La Thaïlande poursuit son enquête judiciaire suite à la tragédie du 28 mars 2023, lorsque le bâtiment abritant la Cour des comptes s’est effondré partiellement à Bangkok, causant plusieurs décès. Plus d’un an après les faits, les autorités ont identifié 23 personnes responsables à divers degrés de cette catastrophe et engagent contre elles des poursuites judiciaires.
Cet effondrement avait provoqué une onde de choc considérable dans le pays : au-delà du bilan humain tragique, il avait soulevé des questions cruciales sur les normes de construction, le respect des réglementations de sécurité et la responsabilité des acteurs impliqués dans la conception, la construction et la maintenance de l’infrastructure.

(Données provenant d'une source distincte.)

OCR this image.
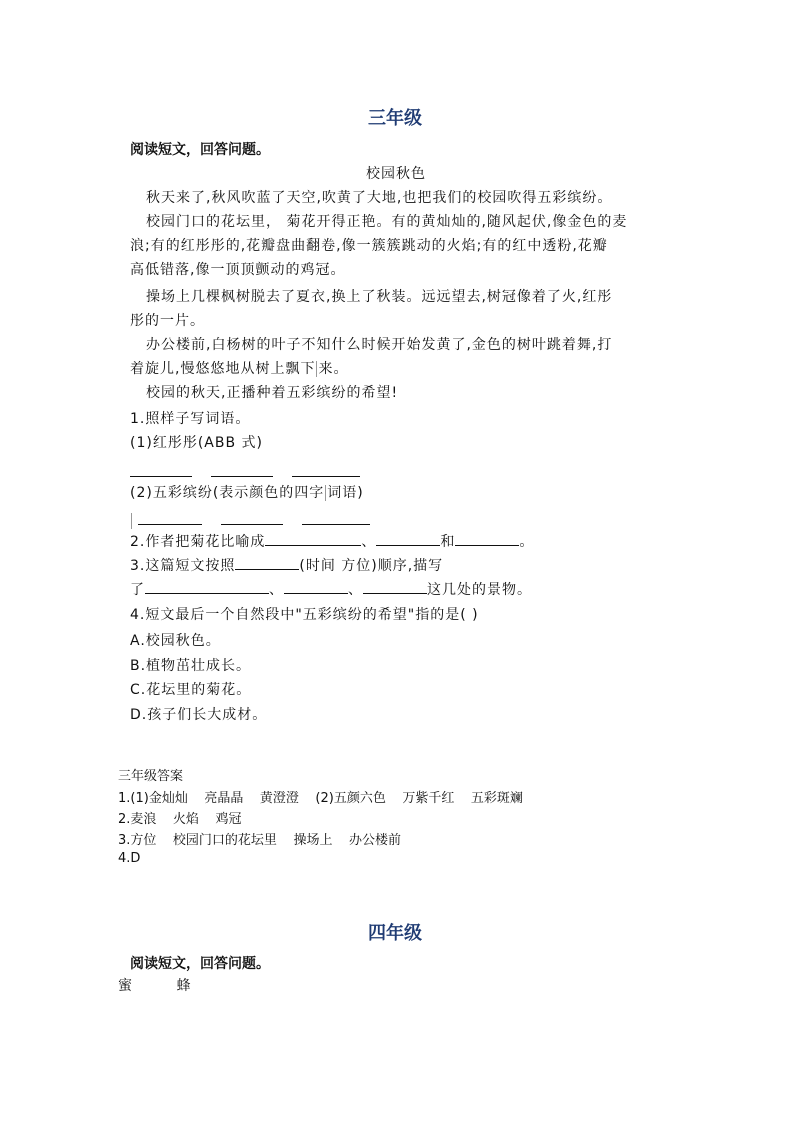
三年级
阅读短文，回答问题。
校园秋色
秋天来了,秋风吹蓝了天空,吹黄了大地,也把我们的校园吹得五彩缤纷。
校园门口的花坛里， 菊花开得正艳。有的黄灿灿的,随风起伏,像金色的麦
浪;有的红彤彤的,花瓣盘曲翻卷,像一簇簇跳动的火焰;有的红中透粉,花瓣
高低错落,像一顶顶颤动的鸡冠。
操场上几棵枫树脱去了夏衣,换上了秋装。远远望去,树冠像着了火,红彤
彤的一片。
办公楼前,白杨树的叶子不知什么时候开始发黄了,金色的树叶跳着舞,打
着旋儿,慢悠悠地从树上飘下 来。
校园的秋天,正播种着五彩缤纷的希望!
1.照样子写词语。
(1)红彤彤(ABB 式)

(2)五彩缤纷(表示颜色的四字 词语)

2.作者把菊花比喻成	、	和	。
3.这篇短文按照	(时间 方位)顺序,描写
了	、	、	这几处的景物。
4.短文最后一个自然段中"五彩缤纷的希望"指的是( )
A.校园秋色。
B.植物茁壮成长。
C.花坛里的菊花。
D.孩子们长大成材。
三年级答案
1.(1)金灿灿    亮晶晶    黄澄澄    (2)五颜六色    万紫千红    五彩斑斓
2.麦浪    火焰    鸡冠
3.方位    校园门口的花坛里    操场上    办公楼前
4.D
四年级
阅读短文，回答问题。
蜜        蜂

L’enquête a révélé une succession de défaillances et de manquements : défauts de conception, non-respect des codes de construction, absence de contrôles appropriés lors de la réalisation des travaux, ou encore négligence dans l’entretien du bâtiment. Ces accusations visent architectes, ingénieurs, entrepreneurs et représentants des autorités en charge du suivi des chantiers.

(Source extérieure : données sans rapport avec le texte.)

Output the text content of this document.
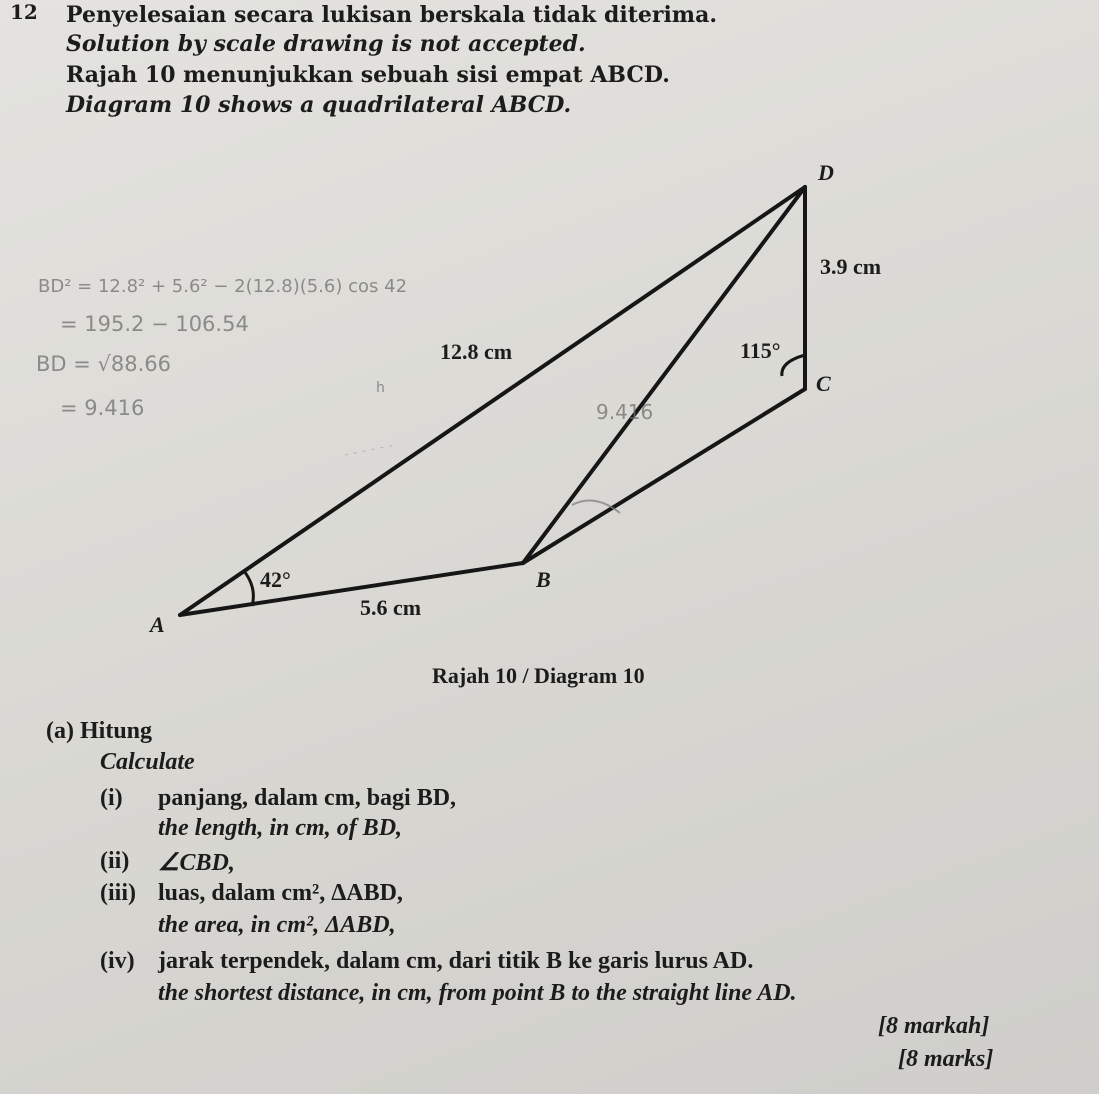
12 Penyelesaian secara lukisan berskala tidak diterima.
Solution by scale drawing is not accepted.
Rajah 10 menunjukkan sebuah sisi empat ABCD.
Diagram 10 shows a quadrilateral ABCD.
D
C
B
A
3.9 cm
12.8 cm
5.6 cm
42°
115°
Rajah 10 / Diagram 10
BD² = 12.8² + 5.6² − 2(12.8)(5.6) cos 42
= 195.2 − 106.54
BD = √88.66
= 9.416	9.416
h
(a) Hitung
Calculate
(i) panjang, dalam cm, bagi BD,
the length, in cm, of BD,
(ii) ∠CBD,
(iii) luas, dalam cm², ΔABD,
the area, in cm², ΔABD,
(iv) jarak terpendek, dalam cm, dari titik B ke garis lurus AD.
the shortest distance, in cm, from point B to the straight line AD.
[8 markah]
[8 marks]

Les poursuites traduisent une volonté des autorités thaïlandaises de renforcer la responsabilité dans le secteur de la construction. En Thaïlande, comme dans beaucoup de pays en développement rapide, les risques liés aux défaillances structurelles restent une préoccupation légitime, notamment dans les zones urbaines denses de Bangkok.
Pour les résidents étrangers vivant en Thaïlande, cette affaire rappelle l’importance de vérifier la solidité et la conformité de tout bien immobilier, qu’il s’agisse d’un achat de condominium ou d’une location. Consulter un expert indépendant et vérifier les certificats de conformité aux normes de construction demeure une précaution élémentaire.
Ce procès devrait également établir des précédents importants dans la jurisprudence thaïlandaise en matière de responsabilité civile et pénale liée aux défaillances de construction.